Radio Link Protocol (RLP) is an automatic repeat request (ARQ) fragmentation protocol used over a wireless (typically cellular) air interface. RLP occurs on the data link layer (Layer 2) of the OSI networking model.

Most wireless air interfaces are tuned to provide 1% packet loss, and most vocoders are mutually tuned to sacrifice very little voice quality at 1% packet loss. However, 1% packet loss is intolerable to all variants of TCP, and so something must be done to improve reliability for voice networks carrying TCP/IP data. A RLP detects packet losses and performs retransmissions to bring packet loss down to approximately .01%, or even .0001%, which is suitable for TCP/IP applications. When the receiver detects a missed packet, it sends a NAK (not acknowledged) frame to the sender, which triggers a retransmission of the missing packet. At the same time, the receiver sets a timer for receipt of the missing packet. Each time the timer expires without receipt of the packet, the receiver resets the timer and sends NAK a number of times equal to 1 + the number of times the timer has already expired, up to a limit.

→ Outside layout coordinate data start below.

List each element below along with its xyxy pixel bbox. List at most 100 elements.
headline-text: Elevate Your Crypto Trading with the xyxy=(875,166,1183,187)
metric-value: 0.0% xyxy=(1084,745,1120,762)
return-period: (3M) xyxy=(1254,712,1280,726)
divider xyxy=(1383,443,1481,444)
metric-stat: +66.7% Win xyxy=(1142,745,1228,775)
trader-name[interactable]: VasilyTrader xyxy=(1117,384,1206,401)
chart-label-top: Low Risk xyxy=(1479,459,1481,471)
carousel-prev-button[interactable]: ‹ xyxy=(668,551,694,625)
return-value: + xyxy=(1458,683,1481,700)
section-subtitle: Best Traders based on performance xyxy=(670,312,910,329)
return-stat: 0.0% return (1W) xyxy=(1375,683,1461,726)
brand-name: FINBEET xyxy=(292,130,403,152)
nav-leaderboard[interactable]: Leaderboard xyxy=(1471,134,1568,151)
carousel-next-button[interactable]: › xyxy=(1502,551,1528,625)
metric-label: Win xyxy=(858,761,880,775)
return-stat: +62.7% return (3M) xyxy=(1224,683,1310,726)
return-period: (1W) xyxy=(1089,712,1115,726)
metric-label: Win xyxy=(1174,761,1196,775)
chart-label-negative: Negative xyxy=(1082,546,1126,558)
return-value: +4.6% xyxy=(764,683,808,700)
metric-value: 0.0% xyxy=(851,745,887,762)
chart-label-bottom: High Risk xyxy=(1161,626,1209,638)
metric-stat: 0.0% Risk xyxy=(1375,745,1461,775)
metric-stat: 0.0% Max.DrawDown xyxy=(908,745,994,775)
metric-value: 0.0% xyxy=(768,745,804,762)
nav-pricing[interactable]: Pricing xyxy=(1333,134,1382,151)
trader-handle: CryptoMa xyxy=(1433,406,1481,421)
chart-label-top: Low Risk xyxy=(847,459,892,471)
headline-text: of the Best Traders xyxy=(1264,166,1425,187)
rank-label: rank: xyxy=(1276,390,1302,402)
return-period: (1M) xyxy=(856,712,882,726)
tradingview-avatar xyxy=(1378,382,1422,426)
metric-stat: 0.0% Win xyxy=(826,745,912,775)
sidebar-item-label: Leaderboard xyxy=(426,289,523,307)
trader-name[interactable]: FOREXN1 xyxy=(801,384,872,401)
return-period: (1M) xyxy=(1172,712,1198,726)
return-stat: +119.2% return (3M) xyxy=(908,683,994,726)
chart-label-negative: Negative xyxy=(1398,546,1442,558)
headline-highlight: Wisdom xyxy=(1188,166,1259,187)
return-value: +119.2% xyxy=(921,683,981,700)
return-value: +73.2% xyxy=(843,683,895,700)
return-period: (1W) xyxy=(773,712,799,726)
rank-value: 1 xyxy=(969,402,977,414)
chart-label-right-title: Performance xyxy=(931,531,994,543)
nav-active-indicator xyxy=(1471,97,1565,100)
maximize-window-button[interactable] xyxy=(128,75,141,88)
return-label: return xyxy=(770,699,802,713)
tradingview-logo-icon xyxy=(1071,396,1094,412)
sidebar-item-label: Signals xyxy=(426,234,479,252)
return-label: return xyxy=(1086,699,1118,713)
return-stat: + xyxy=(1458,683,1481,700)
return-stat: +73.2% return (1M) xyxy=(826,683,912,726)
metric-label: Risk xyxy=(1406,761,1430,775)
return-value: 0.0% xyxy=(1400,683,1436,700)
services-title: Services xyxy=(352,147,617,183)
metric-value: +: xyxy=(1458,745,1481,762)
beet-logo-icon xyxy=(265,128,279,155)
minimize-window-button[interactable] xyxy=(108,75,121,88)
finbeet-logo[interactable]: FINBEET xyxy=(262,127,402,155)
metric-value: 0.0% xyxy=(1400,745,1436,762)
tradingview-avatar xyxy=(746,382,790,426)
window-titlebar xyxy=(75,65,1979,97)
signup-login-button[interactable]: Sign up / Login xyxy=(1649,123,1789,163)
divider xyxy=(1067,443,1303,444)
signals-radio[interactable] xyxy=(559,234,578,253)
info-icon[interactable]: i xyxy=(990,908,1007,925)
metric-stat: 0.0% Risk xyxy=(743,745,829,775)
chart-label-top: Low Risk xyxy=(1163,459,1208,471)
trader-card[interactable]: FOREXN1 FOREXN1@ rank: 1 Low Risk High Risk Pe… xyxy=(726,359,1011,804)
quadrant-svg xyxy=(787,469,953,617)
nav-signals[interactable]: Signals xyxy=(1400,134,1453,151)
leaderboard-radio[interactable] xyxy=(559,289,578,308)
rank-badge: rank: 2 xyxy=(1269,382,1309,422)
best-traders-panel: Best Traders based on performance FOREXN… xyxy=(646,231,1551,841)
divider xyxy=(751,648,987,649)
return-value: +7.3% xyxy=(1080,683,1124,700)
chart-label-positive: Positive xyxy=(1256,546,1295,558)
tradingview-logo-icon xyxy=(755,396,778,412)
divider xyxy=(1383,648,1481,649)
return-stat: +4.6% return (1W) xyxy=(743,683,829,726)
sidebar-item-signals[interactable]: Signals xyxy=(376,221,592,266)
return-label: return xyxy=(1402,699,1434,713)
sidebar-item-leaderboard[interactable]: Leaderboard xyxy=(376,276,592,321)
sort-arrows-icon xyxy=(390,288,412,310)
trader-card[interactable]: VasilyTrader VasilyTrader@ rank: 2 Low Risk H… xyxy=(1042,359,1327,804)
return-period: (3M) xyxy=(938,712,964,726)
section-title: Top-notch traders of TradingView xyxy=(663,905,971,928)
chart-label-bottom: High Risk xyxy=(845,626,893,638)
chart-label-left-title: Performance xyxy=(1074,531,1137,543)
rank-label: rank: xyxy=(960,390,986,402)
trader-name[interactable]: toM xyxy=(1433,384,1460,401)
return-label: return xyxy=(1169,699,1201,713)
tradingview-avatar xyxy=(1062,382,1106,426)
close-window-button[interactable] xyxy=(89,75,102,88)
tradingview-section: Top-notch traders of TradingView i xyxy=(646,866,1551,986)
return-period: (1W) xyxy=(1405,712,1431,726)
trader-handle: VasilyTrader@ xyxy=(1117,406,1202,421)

RLP also implements stream fragmentation and reassembly, and sometimes, in-order delivery. Some forms of RLP rely upon a higher-layer PPP protocol to provide these functions, while newer forms of RLP also provide framing and compression.

Because a CDMA IS-95 network's smallest voice packet size (and thus an RLP packet length) can be as little as 88 bits (11 bytes), RLP headers must be very small, to minimize overhead. This is typically achieved by allowing both ends to negotiate a variable 'sequence number space', which is used to number each byte in the transmission stream. In some variants of RLP, this sequence counter can be as small as 6 bits

A RLP transport cannot ask the air interface to provide a certain payload size. Instead, the air interface scheduler determines the packet size, based upon constantly changing channel conditions, and upcalls RLP with the chosen packet payload size, right before transmission. Most other fragmentation protocols, such as those of 802.11b and IP, used payload sizes determined by the upper layers, and call upon the MAC to create a payload of a certain size. These other protocols are not as flexible as RLP and can sometimes fail to transmit during a deep fade in a wireless environment.

A RLP protocol can be ACK-based or NAK-based. Most RLPs are NAK-based, meaning that forward-link sender assumes that each transmission got through, and the receiver only NAKs when an out-of-order segment is received. This greatly reduces reverse-link transmissions, which are spectrally inefficient and have a longer latency on most cellular networks. When the transmit pipeline goes idle, a NAK-based RLP must eventually retransmit the last segment a second time, in case the last fragment was lost, to reach a .01% packet loss rate. This duplicate transmission is typically controlled by a "flush timer" set to expire 200-500 milliseconds after the channel goes idle.

The concept of a RLP protocol was invented by Phil Karn with Qualcomm in 1993 for CDMA (IS-95) networks.
The January 2006 IEEE 802.20 specification uses a form of RLP.

Cellular networks such as GSM and CDMA use different variations of RLP. In UMTS and in LTE, the protocol is called RLC (Radio Link Control).